For small businesses, consumers, and vulnerable economies, this is more than a theory. It’s felt in every utility bill, every imported product, every rising cost of living. And yet the narrative rarely changes. We are told to support sanctions, to prepare for tariff battles, to expect tighter belts—because “stability” must be preserved.
But whose stability is it, really?
This morning, I heard the media amplifying rhetoric around a possible nuclear strike by Russia. A journalist asked President Putin directly about such an attack. His reply was clear: there is no need. Yet prominent headlines continue to amplify nuclear rhetoric despite Putin’s recent comment that he ‘hopes there will be no need’ to use nuclear weapons in Ukraine. Outlets like Euractiv and PBS reported his statement calmly. However, The Telegraph ran a headline on the same day titled “Nuclear war could be Putin’s only option”, suggesting a much graver scenario. This pattern posing hypothetical threats to frame provocative narratives has become common in wartime journalism. It makes fear a product and sells uncertainty as news.

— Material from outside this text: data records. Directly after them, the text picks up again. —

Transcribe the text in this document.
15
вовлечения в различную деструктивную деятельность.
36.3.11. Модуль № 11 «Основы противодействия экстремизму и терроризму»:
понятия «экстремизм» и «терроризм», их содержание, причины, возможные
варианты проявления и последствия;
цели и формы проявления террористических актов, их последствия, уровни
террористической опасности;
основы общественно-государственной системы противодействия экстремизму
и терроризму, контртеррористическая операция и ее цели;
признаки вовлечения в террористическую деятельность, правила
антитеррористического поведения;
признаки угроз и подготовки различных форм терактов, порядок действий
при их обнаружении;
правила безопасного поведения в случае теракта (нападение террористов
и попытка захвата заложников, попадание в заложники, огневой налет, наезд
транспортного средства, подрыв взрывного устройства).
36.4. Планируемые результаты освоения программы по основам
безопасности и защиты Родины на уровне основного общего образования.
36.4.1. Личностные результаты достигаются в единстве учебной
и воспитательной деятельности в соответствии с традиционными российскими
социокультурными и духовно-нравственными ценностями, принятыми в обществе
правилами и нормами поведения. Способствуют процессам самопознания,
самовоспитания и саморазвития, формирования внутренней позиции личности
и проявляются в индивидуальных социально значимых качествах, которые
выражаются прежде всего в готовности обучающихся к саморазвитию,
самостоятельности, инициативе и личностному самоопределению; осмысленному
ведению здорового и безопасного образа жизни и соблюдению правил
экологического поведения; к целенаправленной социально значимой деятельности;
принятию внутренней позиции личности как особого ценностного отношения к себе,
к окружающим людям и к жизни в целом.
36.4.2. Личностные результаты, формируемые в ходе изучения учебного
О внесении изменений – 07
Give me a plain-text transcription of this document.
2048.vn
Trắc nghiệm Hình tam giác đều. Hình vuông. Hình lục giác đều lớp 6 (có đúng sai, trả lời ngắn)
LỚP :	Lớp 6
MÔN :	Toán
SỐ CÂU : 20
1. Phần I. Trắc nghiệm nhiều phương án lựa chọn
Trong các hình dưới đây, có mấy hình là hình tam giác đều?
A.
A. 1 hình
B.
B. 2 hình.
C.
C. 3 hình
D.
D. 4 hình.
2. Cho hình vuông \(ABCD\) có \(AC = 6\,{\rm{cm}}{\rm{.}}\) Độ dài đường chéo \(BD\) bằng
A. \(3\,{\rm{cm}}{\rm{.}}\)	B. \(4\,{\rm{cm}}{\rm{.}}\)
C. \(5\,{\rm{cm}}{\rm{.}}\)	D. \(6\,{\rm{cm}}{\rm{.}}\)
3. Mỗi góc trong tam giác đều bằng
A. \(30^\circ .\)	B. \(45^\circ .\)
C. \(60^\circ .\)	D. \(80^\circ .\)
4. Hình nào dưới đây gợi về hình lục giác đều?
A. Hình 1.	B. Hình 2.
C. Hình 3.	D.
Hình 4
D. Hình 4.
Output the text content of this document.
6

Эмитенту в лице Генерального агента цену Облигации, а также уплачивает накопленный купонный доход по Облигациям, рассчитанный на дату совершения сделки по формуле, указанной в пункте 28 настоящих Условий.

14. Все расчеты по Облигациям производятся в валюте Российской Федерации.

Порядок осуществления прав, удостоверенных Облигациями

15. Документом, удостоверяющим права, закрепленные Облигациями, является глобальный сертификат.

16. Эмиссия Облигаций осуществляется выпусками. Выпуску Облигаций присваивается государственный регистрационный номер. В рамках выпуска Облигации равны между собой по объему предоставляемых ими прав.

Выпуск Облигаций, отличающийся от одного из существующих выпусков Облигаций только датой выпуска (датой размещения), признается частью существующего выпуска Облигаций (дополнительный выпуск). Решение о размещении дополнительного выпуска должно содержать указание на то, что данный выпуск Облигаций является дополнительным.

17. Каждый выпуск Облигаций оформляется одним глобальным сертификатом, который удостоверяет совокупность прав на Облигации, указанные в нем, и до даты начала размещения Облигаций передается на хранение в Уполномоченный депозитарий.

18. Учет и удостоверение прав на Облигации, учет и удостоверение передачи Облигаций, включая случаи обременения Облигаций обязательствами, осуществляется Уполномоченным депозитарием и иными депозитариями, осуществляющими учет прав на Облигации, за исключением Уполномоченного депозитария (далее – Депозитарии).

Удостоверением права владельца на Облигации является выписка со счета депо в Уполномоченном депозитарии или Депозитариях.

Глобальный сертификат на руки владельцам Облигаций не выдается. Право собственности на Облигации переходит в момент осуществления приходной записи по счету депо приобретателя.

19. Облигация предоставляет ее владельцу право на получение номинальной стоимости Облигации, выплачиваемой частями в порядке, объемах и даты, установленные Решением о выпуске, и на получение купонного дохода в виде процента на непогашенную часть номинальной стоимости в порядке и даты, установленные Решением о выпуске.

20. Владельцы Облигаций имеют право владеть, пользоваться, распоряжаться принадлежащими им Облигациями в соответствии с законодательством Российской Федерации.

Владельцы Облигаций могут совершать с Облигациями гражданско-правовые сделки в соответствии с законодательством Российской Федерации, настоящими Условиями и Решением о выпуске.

Because people, generally, do not want war. They fear it. They resist it. But the system, the global economic system can do anything for its survival. It can shape narratives, escalate tensions, and distort perception if that is what it takes to maintain dominance.
In moments like this, I remember Karl Marx. He worried about this system. He prophesied its self-destructive trajectory. Today, we may not agree with all his prescriptions, but his diagnosis still echoes: when the logic of capital overrides the logic of humanity, even peace becomes a threat to profit.
If we are to build a better future, we must first see this system clearly: not as a conspiracy, but as a pattern of choices made by those who conflate growth with control. Only then can we begin to imagine an economic model that rewards demand not through scarcity, but through creativity, collaboration, and genuine human need.